Welcome to a UTRI Transformation Talk in collaboration with the Arctic Centre and hosted by Humlab with support of Faculty of Arts and Humanity. This event highlight climate communication using the IPCC as a case. Our invited guest speaker Dr James Painter, Oxford University starts with a presentation followed by a disussion with invited panelists and other participants.
Moderator: Annika Egan Sjölander, professor at the Department of Culture and Media Studies and leader of UTRI (Umeå Transformation Research Initiative).

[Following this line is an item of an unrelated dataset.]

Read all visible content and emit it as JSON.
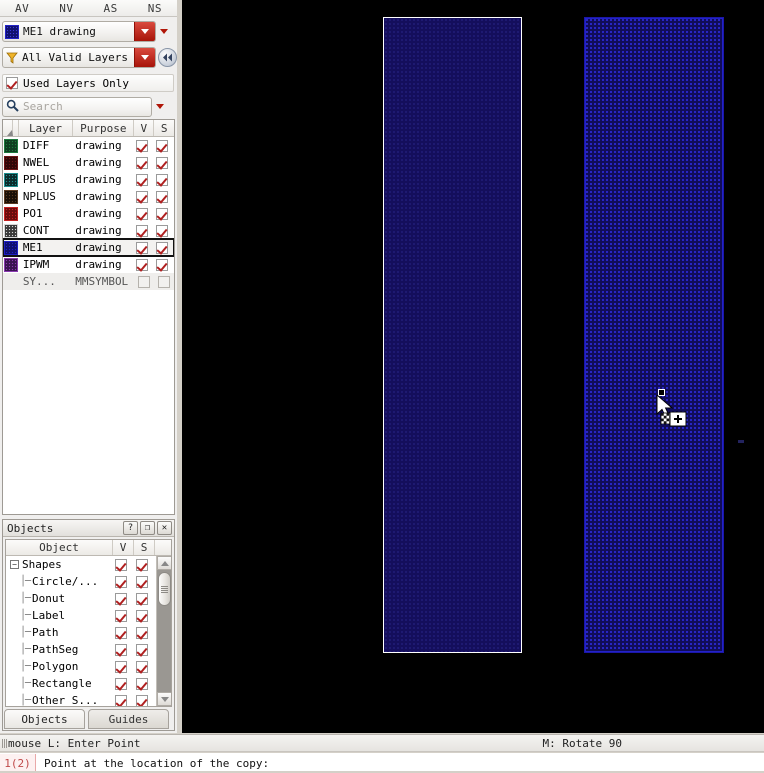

13.10Communicating climate science: some reflections on the IPCC with Dr James Painter. (See more info on the talk below)
13.50 Fika
14.10 Panel discussion and Q&A
Annika Nordlund, member of The Climate Policy Council and associate professor at the Department of Psychology at Umeå university
Maria Nilsson, Professor at Department of Epidemiology and Global Health at Umeå university
Jennie Vennberg, Communications officer with focus on climate at Umeå kommun
Keith Larson, Project coordinator at Department of Ecology and Environmental Science and diretor of the arctic centre at Umeå university
14:55 Closing session
Talk with James Painter: Communicating climate science: some reflections on the IPCC
An increasing amount of academic research has focused on what is ‘effective communication’ around climate science – both how to theorize it and operationalize it. Different approaches have highlighted the different purposes of communication, the role played by mainstream and social media, the importance of appropriate messengers, and the primacy of audience segmentation. As the world’s leading authority on climate science, the IPCC has in recent years put more resources into communicating with its key audience (policy makers), and its secondary audiences (including journalists). In this talk, I look at different dimensions of the IPCC’s communication efforts – the evolution of ‘key messages’, the importance of training scientists to communicate with different types of policy makers, the media reporting of IPCC reports and scenarios, and how the IPCC can’t control the ‘messaging’ on social media.